The student was charged with disturbing school operations, said Montgomery County police spokeswoman Angela Cruz. It is possible there will be additional charges against other students, as the investigation is still ongoing, Cruz wrote in an email Tuesday.The name of the student charged is not being released because that student is a minor.
After the student sprayed the gas around 11:30 a.m. Friday, five students and a staff member were taken to the hospital to be evaluated, the entire school was evacuated and hazmat teams were called to the school.
Students stood in pouring rain for about an hour and buses began to shuttle them to Seneca Valley High School, before hazmat teams determined the school was safe for students.

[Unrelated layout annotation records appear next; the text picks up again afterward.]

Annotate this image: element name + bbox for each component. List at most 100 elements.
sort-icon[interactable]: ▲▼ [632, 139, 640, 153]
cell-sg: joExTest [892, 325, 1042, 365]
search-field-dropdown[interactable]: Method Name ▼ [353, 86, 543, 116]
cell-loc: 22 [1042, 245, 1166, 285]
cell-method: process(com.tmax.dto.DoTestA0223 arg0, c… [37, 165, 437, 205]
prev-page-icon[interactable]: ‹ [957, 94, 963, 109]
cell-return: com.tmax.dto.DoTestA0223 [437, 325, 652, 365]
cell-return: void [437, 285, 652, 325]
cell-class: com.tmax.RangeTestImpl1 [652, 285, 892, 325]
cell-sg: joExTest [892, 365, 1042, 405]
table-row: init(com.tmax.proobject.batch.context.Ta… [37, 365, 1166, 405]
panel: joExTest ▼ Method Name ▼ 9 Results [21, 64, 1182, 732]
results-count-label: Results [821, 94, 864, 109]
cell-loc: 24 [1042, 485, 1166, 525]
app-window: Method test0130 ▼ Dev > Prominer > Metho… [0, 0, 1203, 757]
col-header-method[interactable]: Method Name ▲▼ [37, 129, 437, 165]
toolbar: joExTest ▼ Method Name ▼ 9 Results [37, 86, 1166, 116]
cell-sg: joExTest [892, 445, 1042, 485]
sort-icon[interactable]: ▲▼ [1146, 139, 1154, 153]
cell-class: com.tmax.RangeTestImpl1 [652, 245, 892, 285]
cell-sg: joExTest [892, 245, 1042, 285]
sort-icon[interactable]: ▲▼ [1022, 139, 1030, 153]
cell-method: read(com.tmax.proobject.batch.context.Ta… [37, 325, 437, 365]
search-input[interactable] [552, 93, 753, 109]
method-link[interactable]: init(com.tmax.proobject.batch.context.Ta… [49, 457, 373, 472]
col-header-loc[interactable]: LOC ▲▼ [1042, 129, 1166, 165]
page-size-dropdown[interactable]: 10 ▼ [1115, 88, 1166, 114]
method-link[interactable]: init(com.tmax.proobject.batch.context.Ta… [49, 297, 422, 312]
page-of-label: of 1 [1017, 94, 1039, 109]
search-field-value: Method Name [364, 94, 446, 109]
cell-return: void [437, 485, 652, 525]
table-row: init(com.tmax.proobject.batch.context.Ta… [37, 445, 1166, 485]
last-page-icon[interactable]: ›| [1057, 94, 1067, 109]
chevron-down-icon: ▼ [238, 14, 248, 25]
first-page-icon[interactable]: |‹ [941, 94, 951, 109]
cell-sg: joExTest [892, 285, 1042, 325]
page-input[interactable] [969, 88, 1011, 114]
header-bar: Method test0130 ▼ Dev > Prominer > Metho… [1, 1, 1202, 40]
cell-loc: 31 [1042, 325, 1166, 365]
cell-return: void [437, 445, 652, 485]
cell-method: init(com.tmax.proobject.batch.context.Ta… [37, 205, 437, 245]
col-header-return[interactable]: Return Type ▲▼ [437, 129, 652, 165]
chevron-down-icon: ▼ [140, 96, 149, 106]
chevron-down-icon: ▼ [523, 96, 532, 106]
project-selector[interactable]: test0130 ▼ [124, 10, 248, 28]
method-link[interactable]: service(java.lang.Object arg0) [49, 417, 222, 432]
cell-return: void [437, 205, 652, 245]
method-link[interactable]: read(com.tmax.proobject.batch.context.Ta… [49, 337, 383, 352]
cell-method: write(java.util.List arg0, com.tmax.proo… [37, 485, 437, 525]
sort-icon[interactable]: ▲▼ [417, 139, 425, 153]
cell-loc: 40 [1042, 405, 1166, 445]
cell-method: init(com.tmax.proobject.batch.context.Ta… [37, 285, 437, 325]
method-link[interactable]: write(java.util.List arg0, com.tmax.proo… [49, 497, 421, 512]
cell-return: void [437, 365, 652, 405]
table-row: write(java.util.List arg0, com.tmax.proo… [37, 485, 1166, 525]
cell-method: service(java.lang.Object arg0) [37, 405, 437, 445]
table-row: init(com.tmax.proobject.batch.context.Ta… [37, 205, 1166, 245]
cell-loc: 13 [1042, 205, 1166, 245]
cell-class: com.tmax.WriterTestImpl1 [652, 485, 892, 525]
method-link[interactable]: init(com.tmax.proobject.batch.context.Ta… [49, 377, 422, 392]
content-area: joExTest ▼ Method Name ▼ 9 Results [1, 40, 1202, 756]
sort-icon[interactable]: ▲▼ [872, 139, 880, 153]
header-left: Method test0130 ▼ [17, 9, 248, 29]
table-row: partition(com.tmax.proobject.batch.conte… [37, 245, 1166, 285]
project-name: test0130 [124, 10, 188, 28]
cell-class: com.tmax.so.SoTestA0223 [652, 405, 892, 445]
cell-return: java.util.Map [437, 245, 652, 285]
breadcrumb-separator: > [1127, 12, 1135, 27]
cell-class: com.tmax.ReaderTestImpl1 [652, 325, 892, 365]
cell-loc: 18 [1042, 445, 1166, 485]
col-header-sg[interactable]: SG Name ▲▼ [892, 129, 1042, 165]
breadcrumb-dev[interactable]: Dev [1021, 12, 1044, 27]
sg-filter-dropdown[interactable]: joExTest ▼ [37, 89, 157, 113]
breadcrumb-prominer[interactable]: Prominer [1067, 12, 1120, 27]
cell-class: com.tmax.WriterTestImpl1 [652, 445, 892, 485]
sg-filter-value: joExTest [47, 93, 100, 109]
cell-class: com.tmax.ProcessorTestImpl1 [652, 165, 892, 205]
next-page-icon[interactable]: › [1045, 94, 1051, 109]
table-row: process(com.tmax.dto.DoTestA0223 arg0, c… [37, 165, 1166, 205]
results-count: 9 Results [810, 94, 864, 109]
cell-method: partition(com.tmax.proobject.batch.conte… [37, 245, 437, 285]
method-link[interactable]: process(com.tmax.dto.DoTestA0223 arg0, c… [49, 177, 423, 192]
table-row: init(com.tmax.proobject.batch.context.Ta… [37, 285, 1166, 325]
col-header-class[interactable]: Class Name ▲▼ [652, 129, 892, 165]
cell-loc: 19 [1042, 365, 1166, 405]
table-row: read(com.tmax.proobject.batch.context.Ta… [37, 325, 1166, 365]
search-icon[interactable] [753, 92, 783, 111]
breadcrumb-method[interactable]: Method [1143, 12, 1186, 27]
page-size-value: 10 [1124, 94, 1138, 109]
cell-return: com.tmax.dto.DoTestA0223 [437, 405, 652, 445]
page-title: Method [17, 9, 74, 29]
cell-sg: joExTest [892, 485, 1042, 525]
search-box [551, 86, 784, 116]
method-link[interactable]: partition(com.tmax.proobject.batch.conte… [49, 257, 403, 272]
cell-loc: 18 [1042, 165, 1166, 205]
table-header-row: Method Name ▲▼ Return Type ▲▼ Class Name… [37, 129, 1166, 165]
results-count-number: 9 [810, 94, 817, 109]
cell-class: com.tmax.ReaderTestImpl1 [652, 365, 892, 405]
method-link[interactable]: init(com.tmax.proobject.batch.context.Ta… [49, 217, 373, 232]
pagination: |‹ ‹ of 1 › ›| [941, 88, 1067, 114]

Khadija Barkley, the school’s principal, has punished several involved, she said Monday.
Although just one student sprayed the gas, other students knew what happened and did not immediately tell staff, causing administration to evacuate the school for precautionary measures, Barkley said.
If administration would have known it was pepper spray, she said, they would have just cleared the rooms involved, rather than disrupt the entire school day.
Barkley said the students are facing “appropriate consequences.” She said she has the authority to request that a student is expelled, but said she could not say if that is the action she took.
The student caused a major disruption to the school day, Barkley said, adding that the school tries to teach students to take responsibility for their actions. “I believe in the best in our students and our staff, and I feel strongly that we have given the appropriate consequences and the school community will move beyond this,” she said.
Up to ten students and one teacher reported having breathing problems, said Beth Anne Nesselt, a Montgomery County Fire and Rescue spokeswoman.
Twelve students were in the immediate area where the smell was detected, but 24 students were evaluated by medical personnel, according to Nesselt.
About eight ambulances responded to the scene. Five students and one teacher were transported to a local hospital for an evaluation and check-up, Nesselt said.
The school has 1,175 students and 200 staff members, and those at the school Friday were evacuated to the front of the school. Few had umbrellas, so their clothes and notebooks quickly became drenched.
Both students and staff handled the situation well, Barkley said.
“The school acted swiftly to ensure the safety of all students and staff,” according to Beth Thomas, director of school support and improvement for Montgomery County schools.
Many parents lined the school’s sidewalks trying to find their child and asking staff members questions.
Kim Photinakis, who has a daughter in seventh grade, said she got a call from her daughter at 11:45 a.m. She said her daughter thought there was a fire and smelled something. Photinakis said she was relieved to see that her daughter and her friends were OK when she got to the school.
The school’s final exams were set to begin Friday. The school has created an alternate schedule for exams since the event, Barkley said.